Proses pembuatan alat fitness ini dilakukan secara kolektif di bengkel kreatif BAPOMI Dumai. Ban-ban tersebut dibersihkan, dicat ulang agar terlihat lebih estetis, dan ditambahkan beberapa komponen pendukung seperti tali tambang, semen, atau besi bekas sebagai pegangan. Hasilnya sangat luar biasa; mereka berhasil menciptakan peralatan seperti ban guling (tire flip), suspension trainer, hingga beban angkat yang setara dengan peralatan di pusat kebugaran profesional.
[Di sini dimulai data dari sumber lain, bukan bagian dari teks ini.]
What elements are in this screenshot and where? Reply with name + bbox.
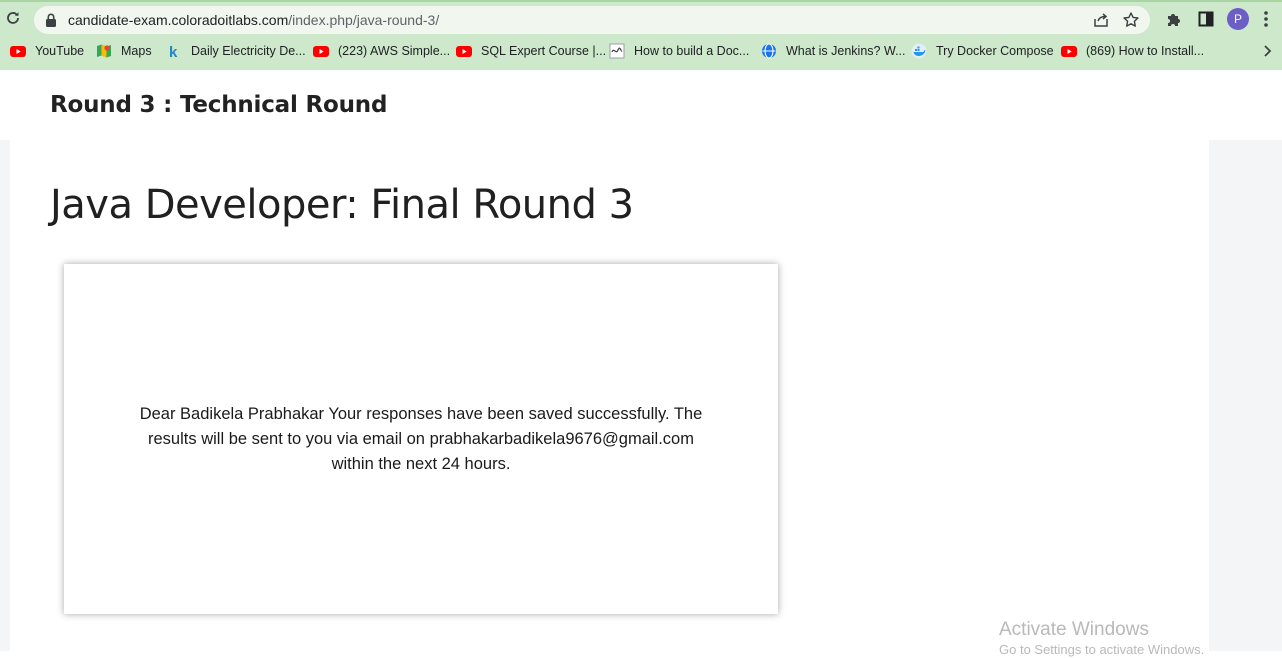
address-bar[interactable]: candidate-exam.coloradoitlabs.com/index.… <box>34 6 1150 34</box>
docker-icon <box>911 43 927 59</box>
bookmarks-bar: YouTube Maps k Daily Electricity De... (… <box>0 38 1282 64</box>
bookmark-label: (223) AWS Simple... <box>338 44 451 58</box>
share-icon[interactable] <box>1092 11 1110 29</box>
bookmark-docker-compose[interactable]: Try Docker Compose <box>911 41 1054 61</box>
bookmark-jenkins[interactable]: What is Jenkins? W... <box>761 41 905 61</box>
globe-icon <box>762 43 776 59</box>
browser-toolbar: candidate-exam.coloradoitlabs.com/index.… <box>0 2 1282 36</box>
browser-menu-icon[interactable] <box>1263 10 1269 28</box>
watermark-title: Activate Windows <box>999 619 1149 640</box>
bookmark-sql-expert[interactable]: SQL Expert Course |... <box>456 41 606 61</box>
site-title[interactable]: Round 3 : Technical Round <box>50 92 387 118</box>
youtube-icon <box>10 46 26 57</box>
bookmark-label: SQL Expert Course |... <box>481 44 607 58</box>
bookmark-label: (869) How to Install... <box>1086 44 1205 58</box>
bookmark-label: Try Docker Compose <box>936 44 1054 58</box>
k-icon: k <box>169 44 178 59</box>
reload-icon <box>7 12 19 24</box>
lock-icon[interactable] <box>44 12 58 28</box>
bookmark-how-to-install[interactable]: (869) How to Install... <box>1061 41 1204 61</box>
youtube-icon <box>1061 46 1077 57</box>
svg-text:k: k <box>169 44 178 59</box>
confirmation-card: Dear Badikela Prabhakar Your responses h… <box>64 264 778 614</box>
youtube-icon <box>313 46 329 57</box>
bookmark-label: Daily Electricity De... <box>191 44 306 58</box>
url-text[interactable]: candidate-exam.coloradoitlabs.com/index.… <box>68 12 439 28</box>
maps-icon <box>97 44 111 58</box>
bookmark-daily-electricity[interactable]: k Daily Electricity De... <box>166 41 306 61</box>
bookmark-aws-simple[interactable]: (223) AWS Simple... <box>313 41 450 61</box>
bookmark-star-icon[interactable] <box>1122 11 1140 29</box>
watermark-subtitle: Go to Settings to activate Windows. <box>999 642 1205 657</box>
bookmark-label: How to build a Doc... <box>634 44 750 58</box>
doc-icon <box>609 43 625 59</box>
bookmark-youtube[interactable]: YouTube <box>10 41 84 61</box>
web-page: Round 3 : Technical Round Java Developer… <box>0 70 1282 657</box>
activate-windows-watermark: Activate Windows Go to Settings to activ… <box>999 618 1204 658</box>
bookmark-build-doc[interactable]: How to build a Doc... <box>609 41 749 61</box>
url-path: /index.php/java-round-3/ <box>288 12 440 28</box>
youtube-icon <box>456 46 472 57</box>
bookmark-label: Maps <box>121 44 152 58</box>
main-content: Java Developer: Final Round 3 Dear Badik… <box>10 140 1209 651</box>
bookmark-label: What is Jenkins? W... <box>786 44 906 58</box>
confirmation-message: Dear Badikela Prabhakar Your responses h… <box>139 404 703 473</box>
page-title: Java Developer: Final Round 3 <box>50 182 634 228</box>
bookmark-maps[interactable]: Maps <box>96 41 152 61</box>
side-panel-icon[interactable] <box>1198 11 1214 27</box>
chevron-right-icon[interactable] <box>1262 44 1274 58</box>
extensions-puzzle-icon[interactable] <box>1166 11 1182 27</box>
bookmark-label: YouTube <box>35 44 85 58</box>
reload-button[interactable] <box>3 8 23 28</box>
browser-chrome: candidate-exam.coloradoitlabs.com/index.… <box>0 0 1282 70</box>
url-host: candidate-exam.coloradoitlabs.com <box>68 12 289 28</box>
profile-avatar[interactable]: P <box>1227 8 1249 30</box>
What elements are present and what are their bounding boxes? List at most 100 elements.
Inovasi ini membuktikan bahwa menjadi sehat dan bugar tidak harus selalu bergantung pada peralatan impor yang harganya melambung tinggi.
Keunggulan dari penggunaan alat hasil daur ulang ini adalah daya tahannya terhadap cuaca. Karena terbuat dari karet tebal, peralatan ini sangat cocok diletakkan di area latihan luar ruangan atau outdoor gym yang dibangun oleh BAPOMI di lingkungan kampus. Mahasiswa dari berbagai jurusan kini memiliki akses lebih luas untuk melatih fisik mereka tanpa harus memikirkan biaya keanggotaan gym yang mahal. Selain itu, aktivitas fisik yang dilakukan dengan alat ini cenderung lebih fungsional dan melibatkan banyak kelompok otot secara bersamaan, sangat cocok bagi atlet yang membutuhkan daya tahan tinggi.
Secara sosial, proyek ini juga memberikan edukasi mengenai ekonomi sirkular dan kepedulian lingkungan kepada para mahasiswa. BAPOMI mengajarkan bahwa seorang atlet harus memiliki pemikiran yang multifungsi, tidak hanya tangguh di lapangan tetapi juga kreatif dalam mencari solusi atas permasalahan di sekitarnya. Dengan mengurangi Limbah Ban di Kota Dumai, para atlet mahasiswa secara tidak langsung turut berkontribusi pada upaya pelestarian lingkungan kota. Gerakan ini pun mulai mendapatkan perhatian dari pemerintah setempat sebagai model pemberdayaan pemuda yang inovatif dan mandiri.